Die KI-VO schließt es keinesfalls aus, dass die Kreditauskunftei in diesem Fall eine vertragliche oder gesetzliche Pflicht trifft, das Kreditinstitut über die Aussagekraft der generierten Ausgaben ebenso wie über alle anderen Umstände, welche für das Kreditinstitut in diesem Zusammenhang relevant sind, zu informieren. Nach deutschem oder österreichischem Recht könnte der Vertrag zwischen Kreditauskunftei und Kreditinstitut insofern als Vertrag mit Schutzwirkung zugunsten der betroffenen Person, dh dem Kreditwerber, qualifiziert werden.
Wendehost positioniert sich allerdings und stellt fest, dass der Kunde faktisch keinen Einfluss auf die konkrete Verwendung eines KI-Systems hat. Die Annahme, dass ein Kunde oftmals nicht wisse, dass ein KI-System bedient wird, kann allerdings nur dort zutreffend sein, wo keine personenbezogenen Daten der Kunden des Kunden verarbeitet werden. Gleichwohl ist seiner Schlussfolgerung zuzustimmen, dass allein der Dienstleister Betreiber des KI-Systems ist und der Kunde lediglich Verwender der vom KI-System generierten Ausgaben. Eine andere Auffassung würde letztlich dazu führen, dass die datenschutzrechtliche Weisungsbefugnis allein in Bezug auf die Art und Weise der Datenverarbeitung den Verantwortlichen KI-rechtlich zu einem Betreiber eines KI-Systems macht – mit allen dazugehörigen Pflichten – welches er weder in seinem Machtbereich hat, noch unmittelbar bedient. Umgekehrt erscheint es auch widersinnig, den Dienstleister aus seiner tatsächlichen Betreiberrolle nach der KI-VO zu verdrängen, nur weil er im Rahmen der Erbringung seiner Dienstleistung für seinen Kunden personenbezogene Daten im Auftrag verarbeitet.

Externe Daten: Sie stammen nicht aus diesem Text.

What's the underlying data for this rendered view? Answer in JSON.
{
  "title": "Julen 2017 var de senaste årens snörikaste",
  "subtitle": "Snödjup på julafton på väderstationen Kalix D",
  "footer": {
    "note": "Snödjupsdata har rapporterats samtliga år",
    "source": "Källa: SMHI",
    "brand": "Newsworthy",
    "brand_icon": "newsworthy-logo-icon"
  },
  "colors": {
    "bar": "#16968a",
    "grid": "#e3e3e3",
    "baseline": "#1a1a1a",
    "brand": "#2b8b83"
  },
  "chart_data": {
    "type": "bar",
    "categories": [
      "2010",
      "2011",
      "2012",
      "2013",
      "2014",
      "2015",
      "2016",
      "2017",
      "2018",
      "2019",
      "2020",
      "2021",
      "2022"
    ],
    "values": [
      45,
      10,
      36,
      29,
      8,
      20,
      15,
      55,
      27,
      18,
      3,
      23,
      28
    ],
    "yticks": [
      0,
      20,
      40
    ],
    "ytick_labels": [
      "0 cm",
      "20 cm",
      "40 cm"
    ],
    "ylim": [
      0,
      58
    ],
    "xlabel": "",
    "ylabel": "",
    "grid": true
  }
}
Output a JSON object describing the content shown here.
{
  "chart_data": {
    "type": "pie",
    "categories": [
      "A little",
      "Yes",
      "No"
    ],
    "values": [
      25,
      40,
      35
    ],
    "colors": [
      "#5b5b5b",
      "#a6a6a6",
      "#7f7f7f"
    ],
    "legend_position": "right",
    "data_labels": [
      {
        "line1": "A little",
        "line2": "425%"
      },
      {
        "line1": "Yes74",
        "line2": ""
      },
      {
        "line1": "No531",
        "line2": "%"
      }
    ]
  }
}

Kein Schluss von der datenschutzrechtlichen Rolle auf die Rolle nach der KI-Verordnung
Dass sich die Verwendung eines KI-Systems durch den Betreiber auf andere Personen auswirken kann, ohne dass diese wiederum selber zum Betreiber werden, sieht auch Erwägungsgrund 13, S. 2 vor:
„Je nach Art des KI‑Systems kann sich dessen Verwendung auf andere Personen als den Betreiber auswirken.“
In Erwägungsgrund 10 S. 4 wird sodann klargestellt, dass die Regelungen der KI-VO nicht die Anwendbarkeit der Regelungen der DSGVO berühren:
„Diese Verordnung soll die Anwendung des bestehenden Unionsrechts zur Verarbeitung personenbezogener Daten, einschließlich der Aufgaben und Befugnisse der unabhängigen Aufsichtsbehörden, die für die Überwachung der Einhaltung dieser Instrumente zuständig sind, nicht berühren.“
Die KI-VO greift somit nicht in das Regelwerk der DSGVO ein, was sich sodann noch einmal aus Satz 5 (Erw. 10) ergibt:
„Sie lässt ferner die Pflichten der Anbieter und Betreiber von KI‑Systemen in ihrer Rolle als Verantwortliche oder Auftragsverarbeiter, die sich aus dem Unionsrecht oder dem nationalen Recht über den Schutz personenbezogener Daten ergeben, unberührt, soweit die Konzeption, die Entwicklung oder die Verwendung von KI‑Systemen die Verarbeitung personenbezogener Daten umfasst.“
Allein die Einstufung als Betreiber eines KI-Systems führt damit nicht zu einer Änderung der datenschutzrechtlichen Rolle als Verantwortlicher oder Auftragsverarbeiter. Die Einstufung in eine bestimmte Rolle hat damit ausschließlich nach Maßgabe der jeweils gesetzlich vorgegebenen Tatbestandsmerkmale und Wertungen zu erfolgen. Allein die Tatsache, dass der Auftragsverarbeiter bestimmten Weisungen hinsichtlich der Datenverarbeitung unterworfen ist, führt dies KI-rechtlich nicht zwangsläufig dazu, dass dieser das eingesetzte KI-System nicht mehr in eigener Verantwortung betreibt.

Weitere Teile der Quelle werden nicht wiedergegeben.